Tomorrow’s reality is that nearly everything that is created or dreamt of will in some way be created, tested, modelled and even trialled in a virtual, or synthetic, world.
This new thinking may sound foreign to the baby boomers and builders of our society, but all our X’s, Y’s, and Z’s have grown up with computers and technology as a constant and steady partner – they don’t remember slide rulers and graph paper and the only thing constant in their lives is change – they expect it, they want it and they embrace it.
Their world now requires us to make sense of a far bigger frame of reference, inputs and stimuli and often to leap to solutions or probabilities that are not at first to an industrial mindset considered systemic or logical.
Our current industrial mindset and problem solving methodologies have also evolved from the notion that there was always one right answer, through to today’s growing understanding that there are many ways to solve an issue, and sometimes the best solution is far beyond our current scope or capabilities in which case we may need to invent or innovate.
The way we use our memory has also altered.

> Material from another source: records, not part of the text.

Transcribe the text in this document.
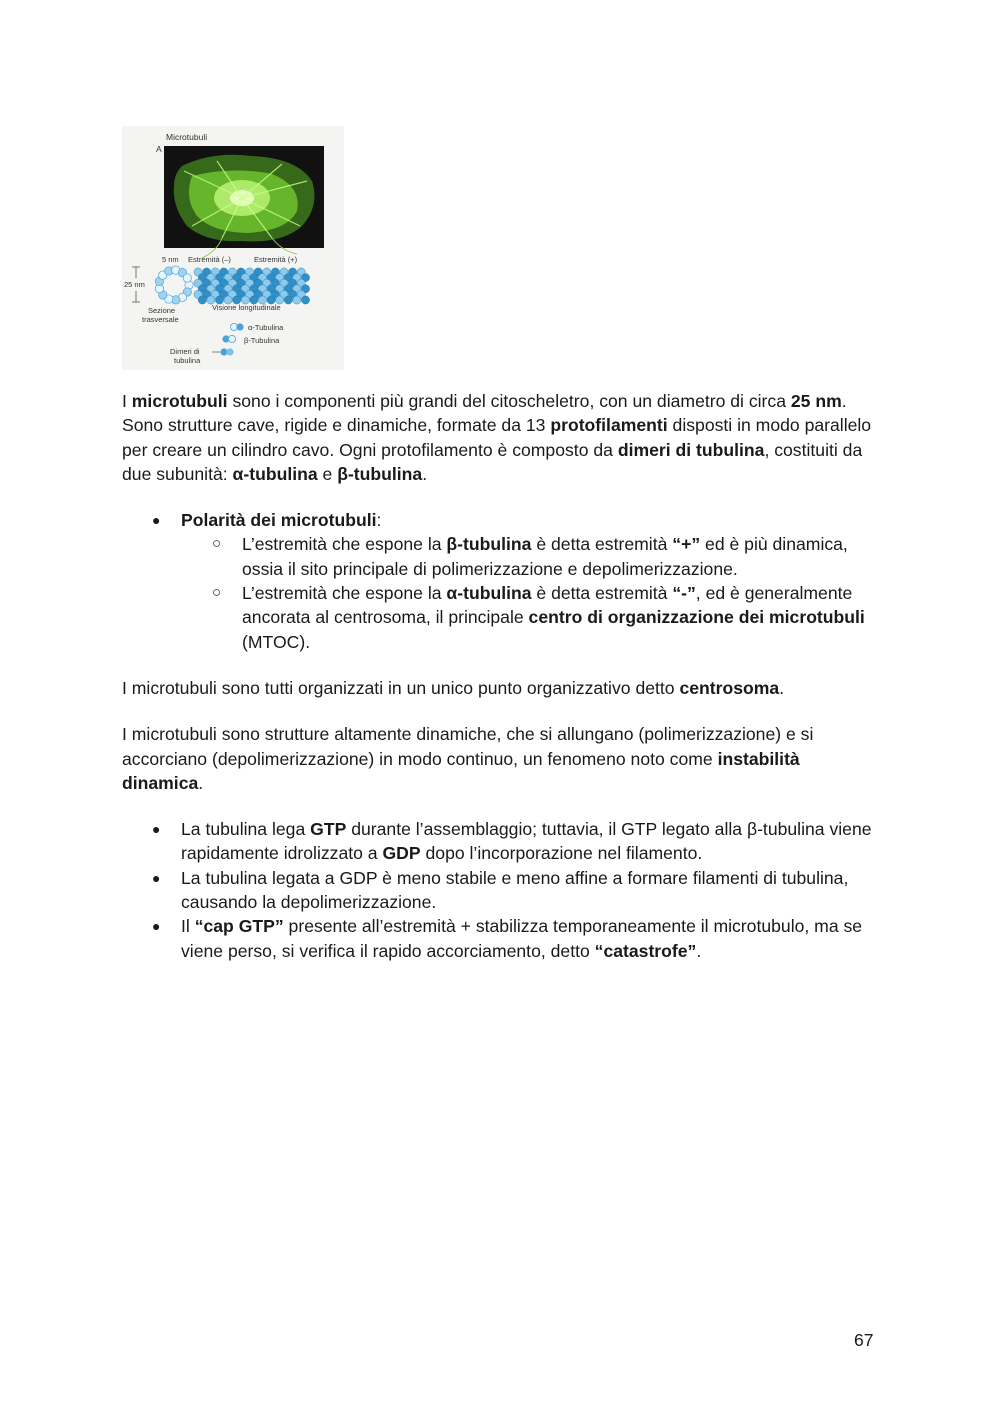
Microtubuli
A
5 nm Estremità (–)	Estremità (+)
25 nm
Sezione
trasversale
Visione longitudinale
α-Tubulina
β-Tubulina
Dimeri di
tubulina

I microtubuli sono i componenti più grandi del citoscheletro, con un diametro di circa 25 nm. Sono strutture cave, rigide e dinamiche, formate da 13 protofilamenti disposti in modo parallelo per creare un cilindro cavo. Ogni protofilamento è composto da dimeri di tubulina, costituiti da due subunità: α-tubulina e β-tubulina.

● Polarità dei microtubuli:
○ L’estremità che espone la β-tubulina è detta estremità “+” ed è più dinamica, ossia il sito principale di polimerizzazione e depolimerizzazione.
○ L’estremità che espone la α-tubulina è detta estremità “-”, ed è generalmente ancorata al centrosoma, il principale centro di organizzazione dei microtubuli (MTOC).

I microtubuli sono tutti organizzati in un unico punto organizzativo detto centrosoma.

I microtubuli sono strutture altamente dinamiche, che si allungano (polimerizzazione) e si accorciano (depolimerizzazione) in modo continuo, un fenomeno noto come instabilità dinamica.

● La tubulina lega GTP durante l’assemblaggio; tuttavia, il GTP legato alla β-tubulina viene rapidamente idrolizzato a GDP dopo l’incorporazione nel filamento.
● La tubulina legata a GDP è meno stabile e meno affine a formare filamenti di tubulina, causando la depolimerizzazione.
● Il “cap GTP” presente all’estremità + stabilizza temporaneamente il microtubulo, ma se viene perso, si verifica il rapido accorciamento, detto “catastrofe”.
67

We no longer value rote learning and our schools have all but given up using it as teaching method. How many of us can recall our parents or friends phone numbers?
This sense that we no longer need to remember trivial details that devices can store and retrieve for us, has altered one of the primary functions of our short and long term memory.
Our belief in experts has also altered. In a world where information was historically narrow and relied on television, radio, magazines and reference books we believed there was one expert who held the most knowledge about any given topic or issue and we would defer to them as the final arbitrator.
We now defer to a multitude of known and unknown people each offering some piece of specialist information in their own particular niche world and often these are not traditionally learned or schooled experts, but someone we came across by happenstance in a chat room, or searched on-line to find – www.wikepedia.org, an on line collaborative encyclopaedia, is great example of this.
The most fascinating change in our thinking patterns is our shift to the increasing use of mental imagery with which to see possible solutions. Historically our knowledge was derived from a linear static format such as radio, television or newspaper and cross referenced with perhaps one or two other pieces of research or opinion to justify our final thinking.
In contrast, today we are bombarded by a plethora of multimedia multi-sensory inputs that constantly feed us information, much of which we hadn’t started off to discover, didn’t necessarily want to know, but nevertheless must now decide what to do with.
We now tend to amass all of these disparate pieces of knowledge and try and form them into a cohesive mental image by finding the pattern, linkages, uses and possibilities that join all of these items together and then seek a physical real world solution to manifesting our audacious dreams.
The world of tomorrow is not being built on new technology, but rather on a radical change to a digital mindset that allows us to envision possibilities, assertively ask “why not” and with almost god like surety, create something from nothing.